I have wandered into a complete obsession with making bread. It started slowly, and really, rather timidly. When I first started, I was afraid of yeast, and a wee bit convinced that it hated me.
I threw several mounds of fail dough in the trash after it refused to rise. I learned a few things long the way that I am more than happy to share with you and save you from the “What the EFF is wrong with this damn bread!” frustrations that I suffered.
First, check the expiration date. Yeast expires in a biblical sense, it actually dies. Yeast is a bit of a living beast, and once it reaches it’s expiration date, don’t even think about it. It’s not like that bottle of Ibuprofen in your cabinet that expired last year but is probably still going to cure your headache. If the yeast has been in your cabinet a while, throw it out.
Salt kills yeast too. Don’t let inactive yeast come in contact with salt. I learned this the hard way when adding salt to the cream before microwaving it.
Yeast will rise between 40 and 120 degrees. Any higher than 120 and it will be killed by the heat (unless you use rapid-rise which will work until about 130), stay away from the high end of the scale in case your thermometer is a bit off. If the yeast is colder than around 90, it will take a long time to rise. At 40 degrees, it will still rise, but it will take days. 110 seems to be a bit of a sweet spot, but I live in LA, and even when the East Coast is being ravaged by Frankenstrom, it was still 85 degrees yesterday.
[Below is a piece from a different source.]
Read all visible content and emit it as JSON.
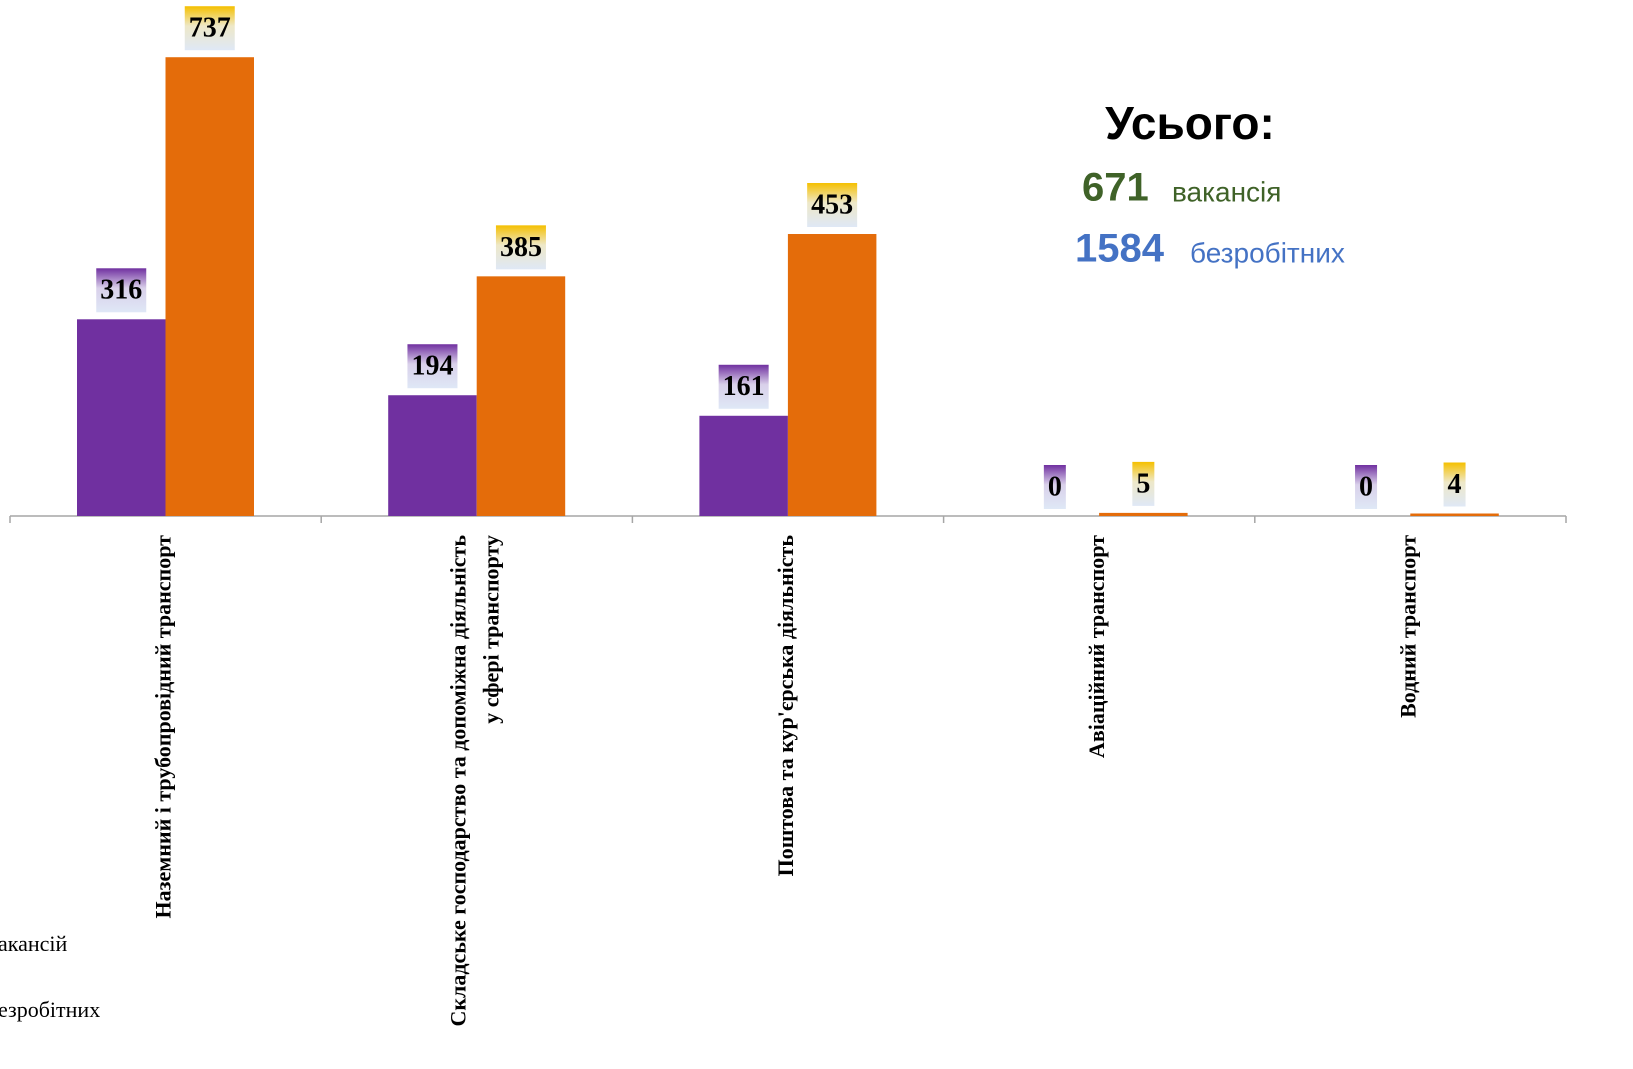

Bread rises faster when it’s warm, slower when it’s cold. Yeast types are not interchangeable without major recipe modifications. Use the yeast the recipe calls for.
Dry milk powder is a bit of a secret weapon when it comes to bread making. I discovered this in the Secret Ingredient section of King Arthur Flour, it may be to blame for my bread making fixation. Your bread will be softer, taller and more tender. Buy a bag just to keep on hand for Thanksgiving and Christmas rolls, because if you are going to all of the trouble to make homemade rolls, you should really pull out all the tricks in your bag.
Beer. Of course, the beer. Bread is my favorite thing to make with beer. Even if you aren’t a beer kind of girl, it gives your bread a lighter, slightly more leavened quality that makes it a perfect baking liquid. And because it’s bread, a wheat beer is a natural choice.
- 1/2 cup heavy cream
- 1 envelope dry active yeast
- 5 cups bread flour
- 1/4 cup dry milk powder
- 1/4 tsp salt
- 2/3 cup wheat beer, room temperature
- 3 eggs
- 1/4 cup honey
- 4 tbs unsalted butter, softened to room temp
To Brush On Top:
- 4 tbs melted butter
- 1 tsp honey
- 1/2 tsp coarse salt
Makes 16 rolls
- Add the cream to a microwave safe dish. Heat for 20 seconds, test temperature and repeat until cream is about 110 degrees. Add the yeast, set aside until foamy, about 5 minutes. If the yeast does not foam, it isn't good. Discard it and try again.
- In the bowl of a stand mixer add the flour, salt and dry milk powder, mix until well combined.
- Add the cream and the beer, mix until combined. It will look dry and shaggy.
- Add the eggs, one at a time, mixing between additions.
- Add the honey and butter and allow to mix until the dough forms a smooth and shiny ball that isn't sticky, about 8-10 minutes.
- Coat the inside of large bowl with oil. Form the dough into a ball and add to prepared bowl. Cover the bowl tightly with plastic wrap and allow to rise in a warm room until doubled in size. This will take between 1 and 2 hours depending on the temperature of the room.
- Punch the dough down, and knead lightly for about 1 minute.
- Cut the dough in half, then cut each half in half. You will now have 4 equal size pieces. Cut each piece in half to create 8 equal sized pieces. Cut each of those in half to give you 16.
- Roll each piece of dough into balls, place into a baking dish with a bit of space between each roll (you might need two baking pans to accommodate 16 rolls).
- Cover and allow to rise until about doubled in size.
- Heat oven to 400 degrees.
- Combine the melted butter and honey. Brush the top of the rolls with honey butter mixture, sprinkle with salt.
- Bake at 400 for 12-15 minutes until golden brown.